Cuando salió de su estupor, Helga le solicitó silencio y la condujo a un almacén donde hablar con garantías.

– Pensé que habías muerto -le recriminó Theresa. Luego la abrazó con fuerza.

– De verdad lo siento. No deseaba preocuparte, pero Alcuino me obligó.

– ¿Te obligó? ¿A qué? ¿Y tus piernas? ¿Cómo están? -Recordó haberlas visto amoratadas por la enfermedad.

– Era mentira -se avergonzó Helga-. Alcuino me obligó a untármelas con una tintura para que pareciesen enfermas. Me dijo que si no lo hacía, me arrebataría al niño en cuanto naciera.

– Pero ¿por qué?

– No lo sé. Él quería que me vieras así y después que desapareciera. Ese hombre es el diablo. Te lo avisé.

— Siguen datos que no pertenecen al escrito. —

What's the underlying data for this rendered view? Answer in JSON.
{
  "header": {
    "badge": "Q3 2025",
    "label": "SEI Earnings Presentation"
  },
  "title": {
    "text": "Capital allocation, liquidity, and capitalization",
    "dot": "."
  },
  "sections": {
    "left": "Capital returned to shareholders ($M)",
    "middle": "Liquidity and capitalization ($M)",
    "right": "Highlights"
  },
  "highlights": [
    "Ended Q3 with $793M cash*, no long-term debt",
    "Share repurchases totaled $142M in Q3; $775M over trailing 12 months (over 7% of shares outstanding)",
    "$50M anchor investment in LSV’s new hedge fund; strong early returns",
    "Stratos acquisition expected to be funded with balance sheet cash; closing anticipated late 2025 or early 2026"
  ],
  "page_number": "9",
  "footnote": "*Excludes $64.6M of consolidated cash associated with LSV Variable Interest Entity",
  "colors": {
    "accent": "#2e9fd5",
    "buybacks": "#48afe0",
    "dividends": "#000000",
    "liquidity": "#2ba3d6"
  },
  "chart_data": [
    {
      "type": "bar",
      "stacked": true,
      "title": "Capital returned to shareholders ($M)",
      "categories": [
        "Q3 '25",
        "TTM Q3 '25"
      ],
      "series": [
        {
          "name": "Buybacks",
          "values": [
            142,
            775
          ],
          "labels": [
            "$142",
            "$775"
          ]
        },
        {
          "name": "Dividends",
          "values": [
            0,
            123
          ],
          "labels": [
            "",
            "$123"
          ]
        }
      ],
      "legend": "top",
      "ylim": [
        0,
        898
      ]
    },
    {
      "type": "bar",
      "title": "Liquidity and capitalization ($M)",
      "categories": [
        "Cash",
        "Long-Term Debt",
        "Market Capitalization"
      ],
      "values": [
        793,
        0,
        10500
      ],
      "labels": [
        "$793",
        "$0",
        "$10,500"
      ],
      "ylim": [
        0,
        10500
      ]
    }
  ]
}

Theresa se dejó caer abatida. ¿Por qué Alcuino habría exigido algo tan anómalo a Helga? Sin duda pretendía que ella la creyera enferma, pero ¿para qué? Alcuino no era la clase de persona que hiciera las cosas al azar, de modo que trató de imaginar una razón más o menos sensata. Recordó que, tras pensar que Helga había enfermado, su indignación la llevó a confesarse ante Lotario. ¿Habría sido ésa la intención de Alcuino? Y de ser así, ¿por qué habría querido el fraile que Lotario conociese sus planes?

Se levantó aún confundida, pero decidida a averiguar la verdad. Besó a Helga, y le pidió que se cuidara. Luego salió en dirección hacia la iglesia, donde suponía habrían conducido a Alcuino. A la entrada, un centinela le confirmó que se hallaban reunidos pero que no podía acceder a la iglesia. Theresa intentó convencerle, pero el guardia se mostró inflexible. En ese instante sintió una mano en su hombro. Al girarse se dio de bruces con Lotario, quien al parecer llegaba al cónclave en ese momento. Le atemorizó pensar que la hubiera descubierto, pero, por fortuna, el obispo esbozó una amable sonrisa.